Nic Rider lead researcher on the study and a postdoctoral fellow at the University of Minnesota said that the main focus of this paper was to examine health differences between gender non-conforming teens (TGNC) and teens who are cisgender, meaning that their gender identity aligns with the sex assigned to them at birth.
The study revealed that transgender and TNGC youth had “significantly poorer health” than cisgender teens. More so, TNGC teens were likelier to visit their school nurse and less likely to get preventive health checkups.
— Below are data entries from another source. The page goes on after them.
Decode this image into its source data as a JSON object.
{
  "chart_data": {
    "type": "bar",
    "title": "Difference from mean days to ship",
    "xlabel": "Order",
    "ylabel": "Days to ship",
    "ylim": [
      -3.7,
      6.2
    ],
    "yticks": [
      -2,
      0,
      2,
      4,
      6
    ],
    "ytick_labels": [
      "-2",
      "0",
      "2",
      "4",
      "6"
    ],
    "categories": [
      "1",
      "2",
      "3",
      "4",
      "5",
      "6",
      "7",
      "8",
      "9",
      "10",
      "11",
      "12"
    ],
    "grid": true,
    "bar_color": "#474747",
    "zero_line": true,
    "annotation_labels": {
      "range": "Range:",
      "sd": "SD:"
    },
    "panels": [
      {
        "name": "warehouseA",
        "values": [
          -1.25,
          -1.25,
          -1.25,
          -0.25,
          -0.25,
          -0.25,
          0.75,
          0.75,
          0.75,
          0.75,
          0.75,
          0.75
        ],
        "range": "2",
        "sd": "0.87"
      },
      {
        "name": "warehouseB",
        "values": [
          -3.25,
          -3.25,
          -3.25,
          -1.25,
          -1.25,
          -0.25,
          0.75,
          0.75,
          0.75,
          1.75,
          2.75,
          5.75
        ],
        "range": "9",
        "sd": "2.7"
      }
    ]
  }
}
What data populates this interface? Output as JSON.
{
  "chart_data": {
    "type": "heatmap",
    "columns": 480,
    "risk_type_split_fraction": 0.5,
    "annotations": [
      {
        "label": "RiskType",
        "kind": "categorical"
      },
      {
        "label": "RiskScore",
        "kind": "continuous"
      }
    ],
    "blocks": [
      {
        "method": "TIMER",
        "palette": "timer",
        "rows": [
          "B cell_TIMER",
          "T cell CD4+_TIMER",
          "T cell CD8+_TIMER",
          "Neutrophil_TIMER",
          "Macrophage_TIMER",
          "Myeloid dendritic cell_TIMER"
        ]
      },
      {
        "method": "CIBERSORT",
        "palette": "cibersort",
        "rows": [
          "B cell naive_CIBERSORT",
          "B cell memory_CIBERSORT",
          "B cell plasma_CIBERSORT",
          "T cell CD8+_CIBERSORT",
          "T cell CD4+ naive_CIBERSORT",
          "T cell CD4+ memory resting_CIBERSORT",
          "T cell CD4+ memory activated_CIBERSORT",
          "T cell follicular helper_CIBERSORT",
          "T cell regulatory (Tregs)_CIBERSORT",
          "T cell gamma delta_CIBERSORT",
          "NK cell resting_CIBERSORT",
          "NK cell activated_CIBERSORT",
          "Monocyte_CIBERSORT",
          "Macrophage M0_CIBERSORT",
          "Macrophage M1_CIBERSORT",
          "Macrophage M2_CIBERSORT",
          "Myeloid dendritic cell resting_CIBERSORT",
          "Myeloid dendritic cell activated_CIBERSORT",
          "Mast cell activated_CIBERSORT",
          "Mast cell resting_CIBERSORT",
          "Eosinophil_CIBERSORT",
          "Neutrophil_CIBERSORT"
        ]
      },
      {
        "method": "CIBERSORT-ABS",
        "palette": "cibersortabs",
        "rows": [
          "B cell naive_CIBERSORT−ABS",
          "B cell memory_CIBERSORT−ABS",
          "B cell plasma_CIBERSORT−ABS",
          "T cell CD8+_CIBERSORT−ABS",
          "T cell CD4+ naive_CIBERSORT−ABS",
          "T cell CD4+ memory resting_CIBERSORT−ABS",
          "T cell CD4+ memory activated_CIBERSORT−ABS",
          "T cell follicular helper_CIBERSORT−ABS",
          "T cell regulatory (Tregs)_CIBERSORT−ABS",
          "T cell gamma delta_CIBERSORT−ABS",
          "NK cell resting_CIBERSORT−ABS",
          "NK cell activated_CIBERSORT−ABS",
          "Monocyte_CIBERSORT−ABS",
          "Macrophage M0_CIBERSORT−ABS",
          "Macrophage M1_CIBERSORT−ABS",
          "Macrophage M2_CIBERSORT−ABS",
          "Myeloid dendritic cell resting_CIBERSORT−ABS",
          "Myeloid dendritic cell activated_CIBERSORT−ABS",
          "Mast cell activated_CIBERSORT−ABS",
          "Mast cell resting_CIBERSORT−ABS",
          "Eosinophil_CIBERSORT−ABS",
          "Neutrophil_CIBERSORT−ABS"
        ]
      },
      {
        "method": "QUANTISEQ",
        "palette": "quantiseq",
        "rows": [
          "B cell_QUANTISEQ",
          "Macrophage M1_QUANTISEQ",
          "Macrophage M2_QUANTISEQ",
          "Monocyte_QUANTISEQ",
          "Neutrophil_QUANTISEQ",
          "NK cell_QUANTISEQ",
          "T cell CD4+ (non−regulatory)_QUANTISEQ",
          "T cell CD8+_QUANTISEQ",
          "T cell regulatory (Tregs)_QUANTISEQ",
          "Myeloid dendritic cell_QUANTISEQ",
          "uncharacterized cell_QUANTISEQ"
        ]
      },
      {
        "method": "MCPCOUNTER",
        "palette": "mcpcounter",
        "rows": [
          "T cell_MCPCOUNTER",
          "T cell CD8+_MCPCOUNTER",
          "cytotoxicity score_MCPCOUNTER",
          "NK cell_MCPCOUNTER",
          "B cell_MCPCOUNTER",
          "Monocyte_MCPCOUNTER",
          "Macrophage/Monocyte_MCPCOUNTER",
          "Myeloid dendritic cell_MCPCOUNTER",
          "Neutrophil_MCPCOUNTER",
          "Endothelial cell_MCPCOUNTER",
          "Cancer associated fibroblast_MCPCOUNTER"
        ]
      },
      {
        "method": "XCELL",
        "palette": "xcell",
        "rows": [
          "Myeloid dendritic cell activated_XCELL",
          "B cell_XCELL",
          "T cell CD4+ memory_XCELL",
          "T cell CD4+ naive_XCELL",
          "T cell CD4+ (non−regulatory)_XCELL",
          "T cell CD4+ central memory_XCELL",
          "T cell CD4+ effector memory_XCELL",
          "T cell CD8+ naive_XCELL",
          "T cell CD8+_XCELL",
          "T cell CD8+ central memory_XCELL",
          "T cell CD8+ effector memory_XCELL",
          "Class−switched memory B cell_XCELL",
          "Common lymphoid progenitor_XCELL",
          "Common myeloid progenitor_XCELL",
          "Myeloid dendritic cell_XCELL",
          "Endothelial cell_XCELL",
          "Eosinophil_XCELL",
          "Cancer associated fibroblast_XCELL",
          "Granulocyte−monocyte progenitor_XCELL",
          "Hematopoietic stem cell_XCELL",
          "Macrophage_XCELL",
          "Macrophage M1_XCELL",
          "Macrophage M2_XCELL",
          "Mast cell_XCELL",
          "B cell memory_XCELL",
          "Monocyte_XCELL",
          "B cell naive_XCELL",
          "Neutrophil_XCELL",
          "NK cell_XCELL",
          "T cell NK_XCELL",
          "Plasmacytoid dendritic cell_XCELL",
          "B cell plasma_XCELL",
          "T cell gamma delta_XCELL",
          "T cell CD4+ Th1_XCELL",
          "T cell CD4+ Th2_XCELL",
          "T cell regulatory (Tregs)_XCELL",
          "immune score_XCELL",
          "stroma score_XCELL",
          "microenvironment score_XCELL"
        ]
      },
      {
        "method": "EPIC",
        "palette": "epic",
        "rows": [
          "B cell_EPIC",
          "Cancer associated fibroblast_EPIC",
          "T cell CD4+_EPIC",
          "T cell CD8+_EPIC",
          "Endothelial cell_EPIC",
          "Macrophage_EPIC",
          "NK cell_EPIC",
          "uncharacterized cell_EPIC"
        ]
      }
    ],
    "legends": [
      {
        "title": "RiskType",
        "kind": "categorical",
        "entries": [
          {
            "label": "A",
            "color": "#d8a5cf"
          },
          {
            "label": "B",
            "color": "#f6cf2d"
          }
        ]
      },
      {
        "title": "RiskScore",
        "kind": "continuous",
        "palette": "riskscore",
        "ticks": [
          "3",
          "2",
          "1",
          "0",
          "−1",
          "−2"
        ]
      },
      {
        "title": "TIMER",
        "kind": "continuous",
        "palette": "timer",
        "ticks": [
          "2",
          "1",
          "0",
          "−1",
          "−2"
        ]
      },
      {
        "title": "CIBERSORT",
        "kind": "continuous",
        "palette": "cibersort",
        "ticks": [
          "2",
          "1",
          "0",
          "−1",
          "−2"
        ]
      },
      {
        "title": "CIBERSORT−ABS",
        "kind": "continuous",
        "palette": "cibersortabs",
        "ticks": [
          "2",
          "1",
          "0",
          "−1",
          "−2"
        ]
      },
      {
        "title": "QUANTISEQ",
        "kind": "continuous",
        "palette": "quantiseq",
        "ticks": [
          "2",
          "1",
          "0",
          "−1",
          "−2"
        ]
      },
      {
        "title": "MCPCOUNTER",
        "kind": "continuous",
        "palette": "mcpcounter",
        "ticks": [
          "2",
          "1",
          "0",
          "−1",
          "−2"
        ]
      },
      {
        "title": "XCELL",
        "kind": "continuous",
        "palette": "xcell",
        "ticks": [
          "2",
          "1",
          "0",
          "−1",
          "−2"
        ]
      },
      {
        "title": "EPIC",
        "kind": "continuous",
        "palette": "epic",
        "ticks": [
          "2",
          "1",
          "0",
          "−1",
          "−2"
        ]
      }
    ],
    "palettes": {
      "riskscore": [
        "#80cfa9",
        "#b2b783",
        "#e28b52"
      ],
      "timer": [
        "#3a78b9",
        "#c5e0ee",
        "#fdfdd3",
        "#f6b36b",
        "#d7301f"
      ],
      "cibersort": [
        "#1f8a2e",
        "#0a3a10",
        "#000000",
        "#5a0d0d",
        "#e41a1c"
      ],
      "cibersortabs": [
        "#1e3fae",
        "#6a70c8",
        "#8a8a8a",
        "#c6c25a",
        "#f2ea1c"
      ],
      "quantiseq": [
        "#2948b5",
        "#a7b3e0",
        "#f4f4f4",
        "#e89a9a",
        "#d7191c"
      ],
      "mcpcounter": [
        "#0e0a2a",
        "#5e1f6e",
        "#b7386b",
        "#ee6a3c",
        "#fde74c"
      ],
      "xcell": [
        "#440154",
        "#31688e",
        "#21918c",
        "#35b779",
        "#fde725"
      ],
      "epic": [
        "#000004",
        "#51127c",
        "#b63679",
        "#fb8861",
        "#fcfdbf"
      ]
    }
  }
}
What’s noteworthy, however, is the rising percentage of teenagers who do not identify with traditional gender labels.
Rider and his team examined data from a 2016 survey of approximately 81 thousand Minnesota students in the 9th and 11th grades. Out of all the surveyors, nearly 2.200 teens (2.7 percent) said they identified as either transgender, genderqueer, gender-fluid or were unsure about their gender identification. Genderqueer refers to a person who does not identify with conventional gender distinctions and may identify as boy, girl or both.
The UCLA study estimated that 0.7 percent of US teens between the age of 13 and 17 identified as transgender. This conclusion came after careful analysis of government data collected by 27 states in 2014 and 2015. While Rider’s new study was exclusive to Minnesota teens, researchers aim to make a national study to get more accurate data.